Da una parte, i buoni: quindici Rambo incaricati di una missione ‟audace, pericolosa e senza ritorno”, secondo il racconto del comandante dell'esercito, Mario Montoya. Due in particolare, capaci d'infiltrarsi nel territorio nemico e di guadagnarsi la fiducia dei guerriglieri. ‟Devi concentrare i prigionieri da mandare a colloquio col segretario Alfonso Cano” dicono al quarantanovenne Gerardo Antonio Aguilar, alias Cesár (messo a loro guardia direttamente dal Mono Jojoy, il capo militare delle Farc).
Dall'altra parte i cattivi, e anche gonzi. Primo fra tutti proprio Cesár, che casca nella trappola e fa arrivare in un punto della selva, dalle parti di Tomachipán, nel Guaviare, all'ora stabilita i sequestrati. E, come in tutti i film, ci sono i ‟normali”, che stanno nel mezzo. Parla la Betancourt: ‟Dopo la sveglia, ci hanno ordinato di fare i bagagli. Ci hanno detto che saremmo andati da un capo delle Farc. Quando sono atterrati gli elicotteri, ho visto sbarcare dei personaggi assolutamente surrealisti. Avevano degli stemmi di qualche ong sconosciuta. Mi sono chiesta chi fossero. Ho pensato che non volevo prestarmi a qualche nuova pagliacciata. Avvicinandomi, ho notato che qualcuno aveva delle magliette con la faccia di Che Guevara, e ho pensato che fosse gente delle Farc. Prima di farci salire con due comandanti guerriglieri, ci hanno incatenato le mani e le caviglie. Ero furibonda. Poi, è successo l'incredibile. In pieno volo, d'un tratto ho visto il comandante Cesár, che per tanti anni è stato il nostro guardiano, steso, legato e con una benda sugli occhi. Subito dopo il capo del commando ci ha detto: Siamo l'esercito colombiano, siete liberi! L'elicottero quasi cascava, per i salti di gioia e per gli abbracci che ci siamo scambiati!”.

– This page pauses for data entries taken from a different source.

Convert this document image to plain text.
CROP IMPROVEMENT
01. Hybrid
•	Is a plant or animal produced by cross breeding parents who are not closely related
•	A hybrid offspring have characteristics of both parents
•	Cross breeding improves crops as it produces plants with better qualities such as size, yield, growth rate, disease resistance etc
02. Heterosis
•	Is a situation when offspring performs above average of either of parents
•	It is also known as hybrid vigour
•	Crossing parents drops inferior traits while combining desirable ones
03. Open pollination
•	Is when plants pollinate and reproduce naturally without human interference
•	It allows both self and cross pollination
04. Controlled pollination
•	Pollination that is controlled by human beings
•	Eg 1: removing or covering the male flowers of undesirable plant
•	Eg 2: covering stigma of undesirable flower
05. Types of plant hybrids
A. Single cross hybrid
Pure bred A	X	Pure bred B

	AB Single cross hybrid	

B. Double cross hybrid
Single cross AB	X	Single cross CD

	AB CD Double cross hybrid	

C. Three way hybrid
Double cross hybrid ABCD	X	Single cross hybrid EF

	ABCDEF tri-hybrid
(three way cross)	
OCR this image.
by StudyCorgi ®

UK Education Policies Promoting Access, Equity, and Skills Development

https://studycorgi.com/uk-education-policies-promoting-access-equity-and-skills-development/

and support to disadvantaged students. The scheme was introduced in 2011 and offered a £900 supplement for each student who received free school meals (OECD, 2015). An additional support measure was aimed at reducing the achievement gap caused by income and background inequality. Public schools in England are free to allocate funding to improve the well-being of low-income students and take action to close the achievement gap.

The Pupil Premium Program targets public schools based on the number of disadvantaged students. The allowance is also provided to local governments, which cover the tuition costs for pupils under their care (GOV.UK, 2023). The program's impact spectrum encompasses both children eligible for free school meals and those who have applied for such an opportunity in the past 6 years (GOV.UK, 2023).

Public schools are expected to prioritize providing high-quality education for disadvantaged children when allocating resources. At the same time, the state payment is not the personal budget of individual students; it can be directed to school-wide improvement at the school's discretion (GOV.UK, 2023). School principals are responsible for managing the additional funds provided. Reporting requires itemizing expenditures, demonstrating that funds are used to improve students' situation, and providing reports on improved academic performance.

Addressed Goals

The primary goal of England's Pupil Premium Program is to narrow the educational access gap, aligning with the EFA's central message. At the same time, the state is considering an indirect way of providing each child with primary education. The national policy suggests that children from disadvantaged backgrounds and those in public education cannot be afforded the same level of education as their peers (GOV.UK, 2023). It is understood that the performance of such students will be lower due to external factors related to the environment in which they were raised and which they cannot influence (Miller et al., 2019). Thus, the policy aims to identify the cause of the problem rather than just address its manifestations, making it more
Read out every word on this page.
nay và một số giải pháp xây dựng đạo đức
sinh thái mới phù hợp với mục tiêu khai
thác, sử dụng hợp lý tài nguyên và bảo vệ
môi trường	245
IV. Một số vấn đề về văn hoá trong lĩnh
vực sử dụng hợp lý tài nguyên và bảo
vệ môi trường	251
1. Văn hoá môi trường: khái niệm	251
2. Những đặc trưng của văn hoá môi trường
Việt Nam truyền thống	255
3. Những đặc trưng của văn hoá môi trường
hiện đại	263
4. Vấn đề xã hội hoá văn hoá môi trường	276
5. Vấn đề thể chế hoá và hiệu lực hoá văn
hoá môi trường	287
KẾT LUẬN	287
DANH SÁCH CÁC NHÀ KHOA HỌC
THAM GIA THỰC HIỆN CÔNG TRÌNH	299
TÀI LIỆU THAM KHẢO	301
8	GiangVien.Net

Un finale perfetto, a sorpresa, col Bene che vince sul Male. E, dulcis in fundo, la protagonista, Ingrid Betancourt che ringrazia commossa, davanti alle televisioni di tutto il mondo, il capo dei duri, il presidente ‟dal pugno di ferro e al cuore grande”, Alvaro Uribe Vélez, ‟el gran ganador”, il grande vincitore di questa storia. Come quelle colombiane, una storia straordinaria, eccessiva e incredibile. Proprio come un film. Tutto vero? Fino a ieri sera, per il mondo è circolata solo la versione dei ‟buoni”, e furbi. Quella dei ‟cattivi” ci metterà giorni, forse settimane o mesi prima di essere resa pubblica (ricordando, ad esempio, i tempi sovietici che sono stati loro necessari per dare l'annuncio della morte di Tirofijo). Alcuni dubbi emergono dalla semplice lettura dei giornali colombiani. Il primo: il ruolo avuto nella vicenda dagli altri governi. Usa e Israele, innanzitutto, che da tempo forniscono tecnologia e intelligence e che probabilmente hanno partecipato all'azione di martedi scorso. Mentre Santos ha giurato che ‟è al cento per cento colombiana”, l'ambasciatore a Bogotà, William Brownfield, ha ammesso ‟una cooperazione molto stretta, con scambio di informazioni, di strumentazione e di esperienze” e il New York Times, citando fonti del Pentagono, ha scritto di una partecipazione diretta statunitense nel blitz. Ma ancora più incerto e importante è il ruolo avuto dalla Francia e la Svizzera. Lunedì scorso, era circolata la voce che due loro delegati, il francese Noel Saenz e lo svizzero Jean Pierre Gontard, fossero entrati in contatto proprio con Alfonso Cano. Sul quotidiano governativo El Tiempo si assicurava che i due ‟godono di tutte le garanzie del Palacio Nariño per un incontro positivo”. Strana disponibilita! Ieri, la smentita militare: ‟Era una montatura per preparare la trappola in atto”. Viene da chiedersi se fatta con l'assenso di Parigi e Berna. Ma c'è un'altra possibilità: la liberazione di Ingrid e degli altri potrebbe essere stata effettivamente stabilita tra le Farc e i mediatori internazionali e, all'ultimo momento, l'esercito potrebbe essersi fiondato in zona per prendersene il merito. Proprio come ha fatto altre volte, con risultati tragici. La parola ai due europei. In Colombia, e in particolare in quella di Uribe, comunque tutto è posibile.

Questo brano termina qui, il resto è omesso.